The challenge will be defining optimal regimens before the bacteria acquires additional resistance: Some CA-MRSA isolates have shown either stable or inducible clindamycin resistance,30, 31 and one report at the 2007 American College of Emergency Physicians Research Forum presented evidence of resistance to Bactrim.32

And drug choice is not the biggest challenge of MRSA treatment; recognizing the infection comes first. “I know that if someone walked into our ED with suspected MRSA, a lot of our physicians would say: ‘This person doesn’t use drugs, hasn’t been in jail, doesn’t play on a football team–there’s no way this is MRSA,’” said Loren G. Miller, MD, MPH, an infectious disease specialist at the David Geffen School of Medicine at University of California-Los Angeles. “Maybe you could say that 10 years ago, but you can’t say it now.”

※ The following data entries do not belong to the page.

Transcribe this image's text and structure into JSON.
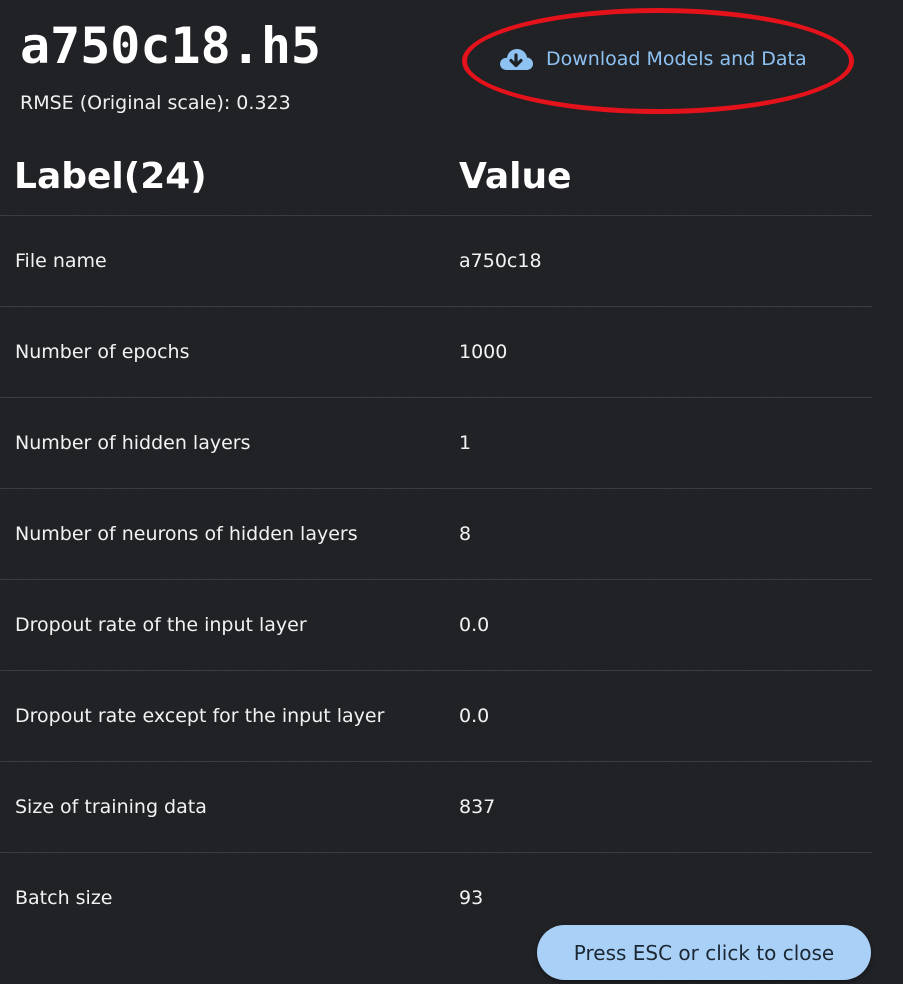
{
  "header": {
    "title": "a750c18.h5",
    "rmse_text": "RMSE (Original scale): 0.323"
  },
  "download": {
    "label": "Download Models and Data",
    "icon": "cloud-download-icon",
    "accent_color": "#8ec2f2",
    "highlight_color": "#e3121b"
  },
  "table": {
    "columns": [
      "Label(24)",
      "Value"
    ],
    "rows": [
      {
        "label": "File name",
        "value": "a750c18"
      },
      {
        "label": "Number of epochs",
        "value": "1000"
      },
      {
        "label": "Number of hidden layers",
        "value": "1"
      },
      {
        "label": "Number of neurons of hidden layers",
        "value": "8"
      },
      {
        "label": "Dropout rate of the input layer",
        "value": "0.0"
      },
      {
        "label": "Dropout rate except for the input layer",
        "value": "0.0"
      },
      {
        "label": "Size of training data",
        "value": "837"
      },
      {
        "label": "Batch size",
        "value": "93"
      }
    ]
  },
  "close_button": {
    "label": "Press ESC or click to close",
    "color": "#a9d1f7"
  },
  "colors": {
    "background": "#1f2125",
    "text": "#f2f2f2"
  }
}
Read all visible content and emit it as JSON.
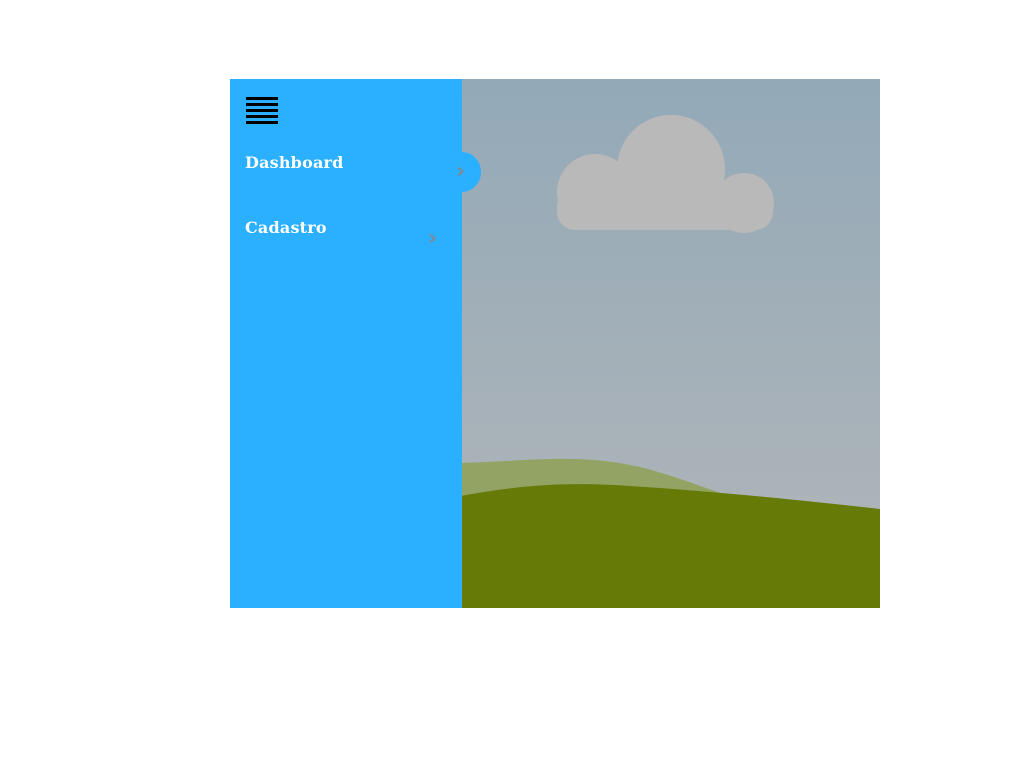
{
  "sidebar": {
    "items": [
      {
        "label": "Dashboard",
        "chevron": "›"
      },
      {
        "label": "Cadastro",
        "chevron": "›"
      }
    ],
    "menu_icon": "hamburger-menu-icon",
    "expand_icon": "chevron-right-icon",
    "color": "#2bb0ff"
  },
  "main": {
    "background_image": "landscape-placeholder-image"
  }
}
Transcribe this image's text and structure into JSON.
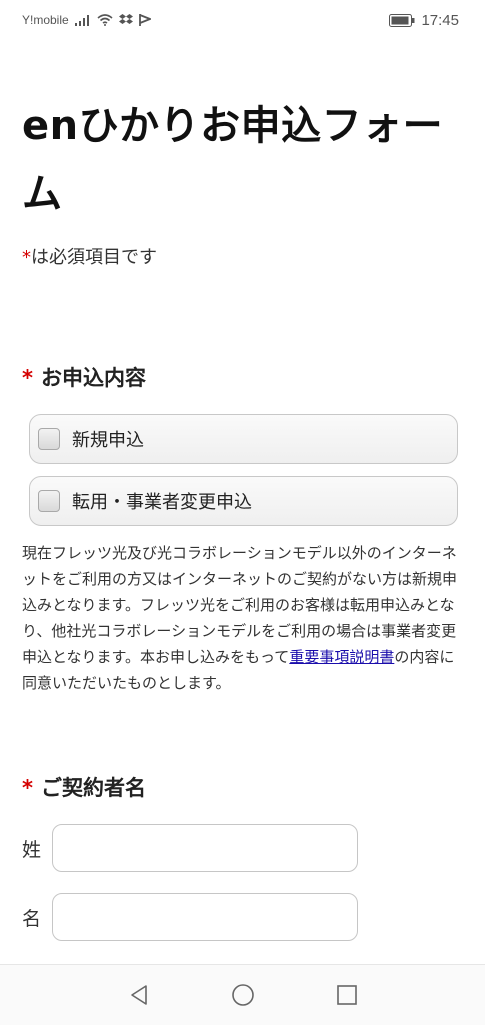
{
  "status_bar": {
    "carrier": "Y!mobile",
    "time": "17:45",
    "icons": [
      "signal-icon",
      "wifi-icon",
      "dropbox-icon",
      "flag-icon",
      "battery-icon"
    ]
  },
  "form": {
    "title": "enひかりお申込フォーム",
    "required_mark": "*",
    "required_note": "は必須項目です",
    "application": {
      "heading": "お申込内容",
      "options": [
        {
          "label": "新規申込",
          "checked": false
        },
        {
          "label": "転用・事業者変更申込",
          "checked": false
        }
      ],
      "description_before_link": "現在フレッツ光及び光コラボレーションモデル以外のインターネットをご利用の方又はインターネットのご契約がない方は新規申込みとなります。フレッツ光をご利用のお客様は転用申込みとなり、他社光コラボレーションモデルをご利用の場合は事業者変更申込となります。本お申し込みをもって",
      "link_text": "重要事項説明書",
      "description_after_link": "の内容に同意いただいたものとします。"
    },
    "contractor": {
      "heading": "ご契約者名",
      "last_name_label": "姓",
      "last_name_value": "",
      "first_name_label": "名",
      "first_name_value": ""
    }
  },
  "colors": {
    "required": "#d40000",
    "link": "#1a0dab"
  },
  "nav_bar": {
    "icons": [
      "back-icon",
      "home-icon",
      "recents-icon"
    ]
  }
}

The title of a paper Miller authored last year bluntly stated the new reality: “Clinical and Epidemiologic Characteristics Cannot Distinguish Community-Associated MRSA Infection from Methicillin-Sensitive S. Aureus Infection.” The paper, a prospective study of 180 adults with either resistant or susceptible S. aureus, found that patients were just as likely to be infected with MRSA whether or not they shared the traditional risk factors: prior health care exposure, injection drug use, incarceration, or pro sports, among others.33

“The one-sentence take-home message is, Anybody can get MRSA—period,” Miller said. “If you walk into a clinic or an emergency department in 2007 with a skin infection with pus in it, it is MRSA unless proven otherwise.”

A Breeding Ground?
The new prevalence of CA-MRSA poses additional challenges for ED staff. Hospital-acquired-MRSA became endemic in hospitals through simple failures in infection control; several studies in the past decade have demonstrated that EDs’ record of hand-washing is poor.34, 35, 36 The risks of poor hygiene in an ED are likely to be exacerbated not only by ED stress and crowding, but also by MRSA’s known ability to remain viable on hospital surfaces—in one study, for more than 12 days.37

And if EDs become amplifiers of CA-MRSA, it may not only be patients who are at risk. Last year, a Garland, TX firefighter and emergency medical technician died of invasive MRSA,38 and a Troy, NY firefighter/EMT was temporarily disabled by extensive soft tissue infection.39 In 2005, this journal carried a report of an emergency medicine resident with recurrent MRSA infection that might have been occupationally acquired.40

CA-MRSA “is here to stay,” Moran said, who hopes to repeat the EmergencyID Net study this year to see whether prevalence continues to increase or has plateaued. “It has become the new normal. There is something about these strains that gives them a survival advantage, and I don’t think we will see that go away.”